A permanent exhibition telling the story of one of the Royal Air Force’s oldest squadrons has opened in Germany, because no suitable home could be found in Britain.

31 Squadron saw action in the Second World War along with more recent conflicts in Iraq.

Enthusiasts now run a museum there dedicated to the memory of RAF Laarbruch, and it is where the 31 Squadron Association has now chosen to showcase its history.

The Squadron has been in almost continuous existence for the last 100 years, and still exists today in its home in Marham in the UK.

The Royal Air Force left Laarbruch eighteen years ago but a museum ensures they are not forgotten.

Air Commodore Paddy Teakle has opened the new permanent exhibition in celebration of his old squadron.

"The Squadron itself has a pretty illustrious history," he said.

"It was formed in India and for the best part of 85 years served overseas, of which Germany was the rump of that."
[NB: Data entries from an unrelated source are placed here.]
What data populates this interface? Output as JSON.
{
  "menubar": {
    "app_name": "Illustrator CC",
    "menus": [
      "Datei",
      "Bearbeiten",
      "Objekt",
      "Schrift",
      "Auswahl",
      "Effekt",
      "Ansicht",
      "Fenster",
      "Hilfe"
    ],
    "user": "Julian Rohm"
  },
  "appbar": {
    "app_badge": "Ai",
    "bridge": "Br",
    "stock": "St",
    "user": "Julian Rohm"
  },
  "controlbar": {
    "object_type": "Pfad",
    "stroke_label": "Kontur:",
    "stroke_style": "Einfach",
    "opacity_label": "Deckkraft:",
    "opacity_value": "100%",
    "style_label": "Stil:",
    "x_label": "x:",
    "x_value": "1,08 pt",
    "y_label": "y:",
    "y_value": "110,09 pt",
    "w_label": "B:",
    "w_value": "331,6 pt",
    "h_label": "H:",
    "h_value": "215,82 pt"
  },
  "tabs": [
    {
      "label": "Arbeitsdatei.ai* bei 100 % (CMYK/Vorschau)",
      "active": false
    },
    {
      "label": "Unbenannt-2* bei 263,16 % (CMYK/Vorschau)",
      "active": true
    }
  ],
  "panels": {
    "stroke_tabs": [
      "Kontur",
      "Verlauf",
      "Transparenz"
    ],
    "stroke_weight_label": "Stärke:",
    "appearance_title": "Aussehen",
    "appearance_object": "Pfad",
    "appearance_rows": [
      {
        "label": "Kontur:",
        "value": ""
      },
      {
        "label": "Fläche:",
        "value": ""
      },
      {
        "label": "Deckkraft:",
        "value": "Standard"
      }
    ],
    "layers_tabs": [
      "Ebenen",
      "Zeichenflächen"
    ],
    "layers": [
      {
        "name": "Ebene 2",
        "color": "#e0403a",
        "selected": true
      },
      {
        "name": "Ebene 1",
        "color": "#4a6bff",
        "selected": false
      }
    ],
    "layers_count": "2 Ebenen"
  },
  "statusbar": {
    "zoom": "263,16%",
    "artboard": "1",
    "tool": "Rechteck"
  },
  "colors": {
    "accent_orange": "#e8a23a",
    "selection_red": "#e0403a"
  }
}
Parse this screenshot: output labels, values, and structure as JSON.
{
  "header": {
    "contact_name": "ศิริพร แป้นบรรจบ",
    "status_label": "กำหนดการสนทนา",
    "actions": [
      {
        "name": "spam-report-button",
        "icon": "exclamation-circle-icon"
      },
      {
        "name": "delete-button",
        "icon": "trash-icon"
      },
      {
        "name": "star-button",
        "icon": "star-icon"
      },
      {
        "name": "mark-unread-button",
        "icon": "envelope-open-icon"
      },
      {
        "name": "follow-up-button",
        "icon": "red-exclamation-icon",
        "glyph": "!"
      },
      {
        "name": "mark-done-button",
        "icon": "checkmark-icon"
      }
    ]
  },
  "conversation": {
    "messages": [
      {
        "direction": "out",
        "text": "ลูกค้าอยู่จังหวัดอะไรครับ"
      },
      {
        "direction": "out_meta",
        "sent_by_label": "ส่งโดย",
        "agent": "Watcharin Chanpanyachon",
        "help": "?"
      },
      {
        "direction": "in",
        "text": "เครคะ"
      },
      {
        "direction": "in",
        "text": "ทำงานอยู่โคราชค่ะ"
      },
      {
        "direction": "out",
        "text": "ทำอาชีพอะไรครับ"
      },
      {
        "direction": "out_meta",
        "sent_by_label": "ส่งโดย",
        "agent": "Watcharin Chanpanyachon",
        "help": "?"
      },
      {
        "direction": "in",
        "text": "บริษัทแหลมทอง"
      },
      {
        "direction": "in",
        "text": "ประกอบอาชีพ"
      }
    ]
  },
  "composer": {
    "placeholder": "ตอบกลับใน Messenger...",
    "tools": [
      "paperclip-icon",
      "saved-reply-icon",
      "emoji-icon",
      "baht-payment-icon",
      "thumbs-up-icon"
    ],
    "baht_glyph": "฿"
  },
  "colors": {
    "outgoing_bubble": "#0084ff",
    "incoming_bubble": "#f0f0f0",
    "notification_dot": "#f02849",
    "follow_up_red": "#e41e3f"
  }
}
31 Squadron flew the Canberra from RAF Laarbruch between 1955 and 1971.

However, the decision to make Laarburch the main showcase of the squadron's history has not pleased everyone.

Bill Farmer, chairman of the 31 Squadron Association, said:

"Unfortunately, not all of our members were happy with the idea of coming out of Britain.

"A lot of them are getting quite elderly and travelling out here is not the easiest thing in the world for someone in their late eighties."

The 31 Squadron exhibition fills three shipping containers – appropriately 31 metres long.

At one end there is a biplane from the squadron’s beginnings in India in 1915; at the other is a nose cone representing Tornado GR4s that saw action in the Gulf and Iraq wars.

In between: a century’s worth of military history.